Encapsulation in Python
Encapsulation is one of the most fundamental concepts in object-oriented programming (OOP). This is the concept of wrapping data and methods that work with data in one unit. This prevents data modification accidentally by limiting access to variables and methods. An object's method can change a variable's value to prevent accidental changes. These variables are called private variables.
Encapsulation is demonstrated by a class which encapsulates all data, such as member functions, variables, and so forth.
Take a look at a real-world example of encapsulation. There are many sections in a company, such as the accounts and finance sections. The finance section manages all financial transactions and keeps track of all data. The sales section also handles all sales-related activities. They keep records of all sales. Sometimes, a finance official may need all sales data for a specific month. In this instance, he is not permitted to access the data from the sales section. First, he will need to contact another officer from the sales section to request the data. This is encapsulation. The data for the sales section, as well as the employees who can manipulate it, are all wrapped together under the single name "sales section". Encapsulation is another way to hide data. This example shows that the data for sections such as sales, finance, and accounts are hidden from all other sections.
Protected members in C++ and Java are members of a class that can only be accessed within the class but cannot be accessed by anyone outside it. This can be done in Python by following the convention and prefixing the name with a single underscore.
The protected variable can be accessed from the class and in the derived classes (it can also be modified in the derived classes), but it is customary to not access it out of the class body.

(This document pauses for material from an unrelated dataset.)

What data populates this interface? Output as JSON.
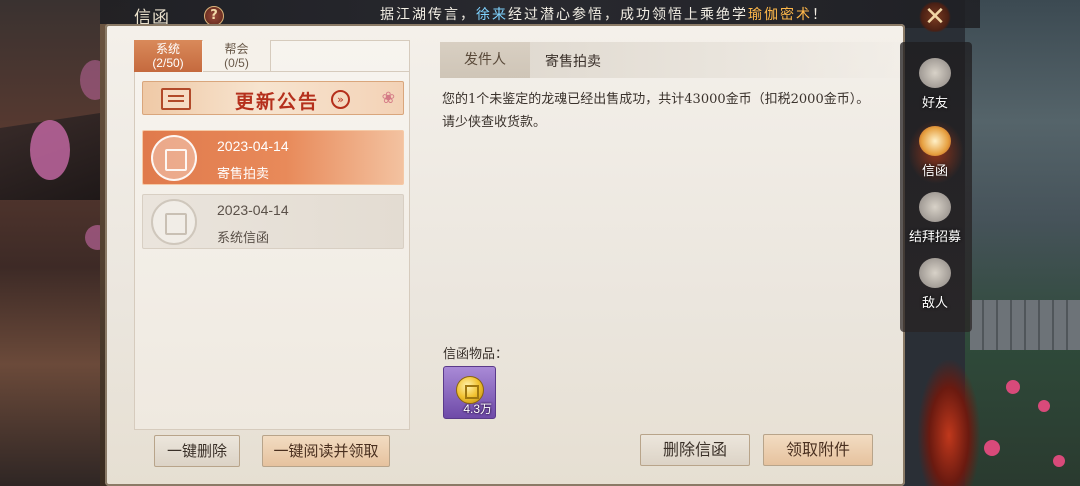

The __init__ method, which is a constructor, runs when an object of a type is instantiated.
We will call the protected member of base class: 78 we will call the modified protected member outside the class: 433 Access the protected member of obj_1: 433 Access the protected member of obj_2: 78
Private members are the same as protected members. The difference is that class members who have been declared private should not be accessed by anyone outside the class or any base classes. Python does not have Private instance variable variables that can be accessed outside of a class.
However, to define a private member, prefix the member's name with a double underscore "__".
Python's private and secured members can be accessed from outside the class using Python name mangling.